Welcoming the launch of the latest economic report on Africa, a senior United Nations official today highlighted that African countries should leapfrog “business as usual,” carbon-intensive methods of growth and instead pursue a pathway to green industrialization.

“The report strongly illustrates that pursuing green industrialization would greatly benefit the continent’s economy, identifying ways in which the use of new business models and green technologies can galvanize sustainable and inclusive growth, the creation of green jobs, and greater global competitiveness, all while protecting and increasing the productivity of Africa’s natural resources,” Maged Abdelaziz, the UN Under-Secretary-General and Special Adviser on Africa, said at the New York launch of the report at an event co-organized by his Office and the UN Economic Commission for Africa (ECA).

Entitled Greening Africa’s Industrialization, the theme of this year’s report is said to go beyond simply showing the importance of Africa’s industrialization; it also emphasizes the importance of how Africa industrializes.

“The report’s country case studies provide concrete examples of successful greening activities across key sectors,” Mr. Abdelaziz explained. “The innovative modelling scenarios used to evaluate the impact of ‘business as usual’ versus the ‘greening’ approach help make clear that green industrialization is the best way forward for the continent’s efforts to achieve inclusive and sustainable structural economic transformation.”

He also informed delegations that the report provides concrete recommendations of effective policy frameworks and actions that will enable African Governments to translate these aims into tangible results.

Additionally, the UN official emphasized that one of its greatest strengths is its timing: “2016 marks a particularly important time in Africa’s development, as the continent embarks on the implementation of the major global and regional development agendas adopted last year,” he said, referring to the 2030 Agenda for Sustainable Development and the Addis Ababa Action Agenda on financing for development.

The 2030 Agenda its 17 Sustainable Development Goals (SDGs) call for sustainable industrialization, universal access to sustainable modern energy, ending hunger through sustainable agriculture, urgent action to combat climate change and its impacts, and the conservation and sustainable use of the oceans, seas and marine resources.

Mr. Abdelaziz further insisted that the timing of the report is “powerful” because Africa is still in the early stages of its industrialization: “As such, African countries have the ability to, as the report says, ‘get it right the first time’ by capitalizing on their current low-carbon position, thus ‘leapfrogging’ past the mistakes made by their predecessors,” he underlined.

Finally, he said the key to achieving green industrialization in Africa lies in investment –investment in green infrastructure, including sustainable city infrastructure and climate resilient roads, bridges and dams, as well as investment in green technology and renewable energy, and investment in education at all levels, particularly in science and technology.

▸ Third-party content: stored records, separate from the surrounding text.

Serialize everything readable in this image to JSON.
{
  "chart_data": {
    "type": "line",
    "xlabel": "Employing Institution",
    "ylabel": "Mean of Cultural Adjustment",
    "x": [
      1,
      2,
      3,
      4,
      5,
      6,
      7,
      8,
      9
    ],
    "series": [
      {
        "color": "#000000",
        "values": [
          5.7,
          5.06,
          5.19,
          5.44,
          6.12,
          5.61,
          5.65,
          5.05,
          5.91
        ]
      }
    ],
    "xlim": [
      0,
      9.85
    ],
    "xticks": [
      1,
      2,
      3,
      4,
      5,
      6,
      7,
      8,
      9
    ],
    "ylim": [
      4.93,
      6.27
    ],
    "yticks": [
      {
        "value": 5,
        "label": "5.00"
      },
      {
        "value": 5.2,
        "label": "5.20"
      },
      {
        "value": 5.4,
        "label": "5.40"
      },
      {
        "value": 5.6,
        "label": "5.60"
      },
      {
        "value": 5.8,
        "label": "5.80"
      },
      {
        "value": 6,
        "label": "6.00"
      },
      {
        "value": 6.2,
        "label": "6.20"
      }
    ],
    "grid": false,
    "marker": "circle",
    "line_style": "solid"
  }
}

For his part, ECA Executive Secretary Carlos Lopes said there is a golden opportunity for Africa. “The cost of producing energy from renewable sources is now equal in cost to production from fossil fuels,” he said.

In addition, he noted that every other region that industrialized had gone through the fossil fuel route. So another golden opportunity is that Africa is set to be the continent with the largest demographic expansion; if the types of consumption partners that are in place are already associated with a green economy, “you will have gain that others will have to go a long way to catch.”

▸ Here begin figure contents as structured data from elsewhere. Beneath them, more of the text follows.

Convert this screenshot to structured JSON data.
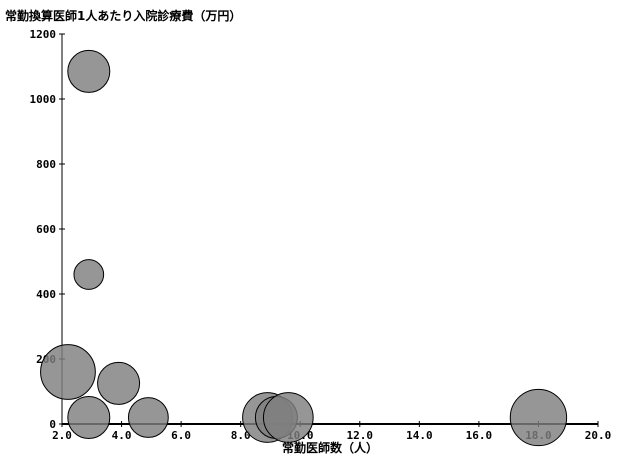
{
  "chart_data": {
    "type": "scatter",
    "title": "",
    "ylabel": "常勤換算医師1人あたり入院診療費（万円）",
    "xlabel": "常勤医師数（人）",
    "xlim": [
      2.0,
      20.0
    ],
    "ylim": [
      0,
      1200
    ],
    "xticks": [
      "2.0",
      "4.0",
      "6.0",
      "8.0",
      "10.0",
      "12.0",
      "14.0",
      "16.0",
      "18.0",
      "20.0"
    ],
    "yticks": [
      "0",
      "200",
      "400",
      "600",
      "800",
      "1000",
      "1200"
    ],
    "grid": false,
    "bubble_color": "#7f7f7f",
    "points": [
      {
        "x": 2.9,
        "y": 1085,
        "size": 1.0
      },
      {
        "x": 2.9,
        "y": 460,
        "size": 0.5
      },
      {
        "x": 2.2,
        "y": 160,
        "size": 1.7
      },
      {
        "x": 3.9,
        "y": 125,
        "size": 1.0
      },
      {
        "x": 2.9,
        "y": 20,
        "size": 1.0
      },
      {
        "x": 4.9,
        "y": 20,
        "size": 0.9
      },
      {
        "x": 8.9,
        "y": 20,
        "size": 1.4
      },
      {
        "x": 9.2,
        "y": 20,
        "size": 1.0
      },
      {
        "x": 9.6,
        "y": 20,
        "size": 1.4
      },
      {
        "x": 18.0,
        "y": 20,
        "size": 1.8
      }
    ]
  }
}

Meanwhile, at a launch event at UN offices in Ethiopia last week, Abdalla Hamdok, the Deputy Executive Secretary of the Economic Commission for Africa (ECA), said the continent can define and design its own pathway to industrialization based on its own realities, and learning from history and experiences of other regions.

Addressing close to 200 delegates gathered to witness the launch, Mr. Hamdok said the continent can define and design its own pathway to industrialization based on its own realities, and learning from history and experiences of other regions.

On 20 April, the Office of the Special Adviser on Africa will be co-organizing, together with the African Union Commission and the Government of Sweden, a full day High-level Forum on the theme “The Africa We Want in 2030, 2063 and Beyond.” The Forum is expected to focus on the synergies between Agenda 2063 and the 2030 Agenda, as well as the role of Africa’s development partners in helping the continent achieve the complementary aims of both agendas.